L’intervento è avvenuto nella serata di ieri, intorno alle 21:30, a seguito di una segnalazione al numero di emergenza 112 per una presunta rissa tra cittadini stranieri nei pressi di un bar in località Chimenti, ad Altopascio.

All’arrivo sul luogo, i militari sono stati avvicinati da un 42enne marocchino, ferito e in evidente stato di agitazione. L’uomo ha riferito di essere stato aggredito poco prima da un connazionale, il quale lo avrebbe colpito con una bottiglia di birra al torace, alla testa e a una mano, per poi rubargli l’auto, una Kia Venga, allontanandosi rapidamente.

Secondo quanto riportato dalla vittima, l’aggressione sarebbe connessa a un presunto “debito di droga” di alcune centinaia di euro accumulato nei giorni precedenti. Il furto dell’auto sarebbe stato finalizzato a costringerlo a restituire il denaro.
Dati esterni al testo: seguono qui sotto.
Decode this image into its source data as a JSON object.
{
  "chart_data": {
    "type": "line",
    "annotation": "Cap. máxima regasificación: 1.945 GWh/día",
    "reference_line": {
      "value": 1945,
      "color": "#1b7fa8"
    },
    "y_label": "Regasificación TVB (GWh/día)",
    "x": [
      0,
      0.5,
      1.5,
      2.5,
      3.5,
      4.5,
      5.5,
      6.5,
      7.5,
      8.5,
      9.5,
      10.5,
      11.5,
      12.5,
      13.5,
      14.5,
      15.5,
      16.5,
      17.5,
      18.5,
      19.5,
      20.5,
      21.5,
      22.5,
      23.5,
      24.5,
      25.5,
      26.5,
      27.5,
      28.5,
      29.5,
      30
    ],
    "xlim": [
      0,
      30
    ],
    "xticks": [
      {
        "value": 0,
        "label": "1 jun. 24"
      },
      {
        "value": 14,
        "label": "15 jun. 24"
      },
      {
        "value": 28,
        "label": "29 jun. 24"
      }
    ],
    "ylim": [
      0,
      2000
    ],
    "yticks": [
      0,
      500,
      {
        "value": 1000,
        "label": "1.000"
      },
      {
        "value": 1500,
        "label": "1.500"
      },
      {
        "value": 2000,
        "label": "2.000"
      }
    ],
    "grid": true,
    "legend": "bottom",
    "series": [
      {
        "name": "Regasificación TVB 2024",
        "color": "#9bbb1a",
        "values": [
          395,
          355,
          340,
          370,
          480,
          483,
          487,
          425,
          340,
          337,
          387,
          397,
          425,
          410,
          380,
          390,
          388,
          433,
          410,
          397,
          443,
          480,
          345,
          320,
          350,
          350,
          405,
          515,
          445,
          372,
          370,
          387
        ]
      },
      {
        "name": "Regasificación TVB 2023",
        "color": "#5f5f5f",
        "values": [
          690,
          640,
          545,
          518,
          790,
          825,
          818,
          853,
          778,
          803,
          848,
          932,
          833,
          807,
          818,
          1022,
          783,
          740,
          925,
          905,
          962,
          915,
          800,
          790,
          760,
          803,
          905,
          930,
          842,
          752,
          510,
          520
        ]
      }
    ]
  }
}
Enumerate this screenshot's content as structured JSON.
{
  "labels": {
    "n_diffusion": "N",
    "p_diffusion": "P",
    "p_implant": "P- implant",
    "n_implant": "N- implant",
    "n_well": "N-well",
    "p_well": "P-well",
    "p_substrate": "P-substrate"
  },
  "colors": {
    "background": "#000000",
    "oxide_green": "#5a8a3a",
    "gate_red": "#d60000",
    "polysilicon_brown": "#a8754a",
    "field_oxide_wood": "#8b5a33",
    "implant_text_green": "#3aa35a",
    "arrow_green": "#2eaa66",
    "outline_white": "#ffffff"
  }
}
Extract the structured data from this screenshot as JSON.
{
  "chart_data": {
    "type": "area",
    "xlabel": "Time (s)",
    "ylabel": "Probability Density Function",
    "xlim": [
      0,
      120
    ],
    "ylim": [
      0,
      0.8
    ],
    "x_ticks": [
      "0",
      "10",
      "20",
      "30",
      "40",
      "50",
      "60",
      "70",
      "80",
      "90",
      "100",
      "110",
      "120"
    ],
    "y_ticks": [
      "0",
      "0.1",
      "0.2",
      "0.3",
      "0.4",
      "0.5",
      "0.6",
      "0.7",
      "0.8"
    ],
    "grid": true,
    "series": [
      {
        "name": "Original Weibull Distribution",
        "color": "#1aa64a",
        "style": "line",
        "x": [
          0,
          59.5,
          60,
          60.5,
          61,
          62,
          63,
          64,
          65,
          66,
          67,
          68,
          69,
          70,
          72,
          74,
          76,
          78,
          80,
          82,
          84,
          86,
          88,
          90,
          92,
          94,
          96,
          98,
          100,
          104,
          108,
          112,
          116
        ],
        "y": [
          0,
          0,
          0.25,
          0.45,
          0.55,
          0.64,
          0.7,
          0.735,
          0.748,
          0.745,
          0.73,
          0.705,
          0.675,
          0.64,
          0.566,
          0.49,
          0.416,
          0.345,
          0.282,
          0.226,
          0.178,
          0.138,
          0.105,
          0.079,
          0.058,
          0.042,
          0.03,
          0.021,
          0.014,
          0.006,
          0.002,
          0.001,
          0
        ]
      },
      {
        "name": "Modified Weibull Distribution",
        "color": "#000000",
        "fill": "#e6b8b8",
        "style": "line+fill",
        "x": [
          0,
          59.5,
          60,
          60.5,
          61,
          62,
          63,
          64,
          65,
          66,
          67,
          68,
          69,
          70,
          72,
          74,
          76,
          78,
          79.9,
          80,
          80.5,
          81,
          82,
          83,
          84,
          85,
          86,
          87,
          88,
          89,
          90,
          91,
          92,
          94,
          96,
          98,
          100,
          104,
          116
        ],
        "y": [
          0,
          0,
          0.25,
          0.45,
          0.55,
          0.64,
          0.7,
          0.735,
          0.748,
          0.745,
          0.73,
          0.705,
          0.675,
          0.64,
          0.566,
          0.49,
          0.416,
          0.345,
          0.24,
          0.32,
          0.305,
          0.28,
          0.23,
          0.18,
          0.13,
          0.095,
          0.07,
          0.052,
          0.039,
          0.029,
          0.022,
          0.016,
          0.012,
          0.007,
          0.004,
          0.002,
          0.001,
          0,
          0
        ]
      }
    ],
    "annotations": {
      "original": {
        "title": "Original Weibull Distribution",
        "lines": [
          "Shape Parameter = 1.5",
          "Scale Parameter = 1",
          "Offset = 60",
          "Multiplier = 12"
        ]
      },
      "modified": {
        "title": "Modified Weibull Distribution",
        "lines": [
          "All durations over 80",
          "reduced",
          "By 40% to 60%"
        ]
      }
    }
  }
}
Un’ora dopo, le ricerche dei carabinieri hanno portato a rintracciare l’auto parcheggiata lungo la via Bientinese, nei pressi di un locale. Accanto al veicolo è stato trovato il 36enne, il quale ha reagito in modo aggressivo e minaccioso nei confronti dei militari, impugnando una bottiglia di birra. La situazione si è stabilizzata solo quando uno dei carabinieri ha mostrato il taser.

Durante la perquisizione personale, sono state rinvenute le chiavi dell’auto rubata e un paio di forbici nelle tasche dell’uomo. Anche nelle fasi successive del fermo, il 36enne ha continuato a opporre resistenza, colpendo i militari con spallate e gomitate e prendendo a calci e testate la paratia dell’auto di servizio durante il trasferimento in caserma.

L’auto è stata restituita al proprietario, mentre l’arrestato è stato portato nel carcere di Lucca, dove rimane a disposizione dell’autorità giudiziaria.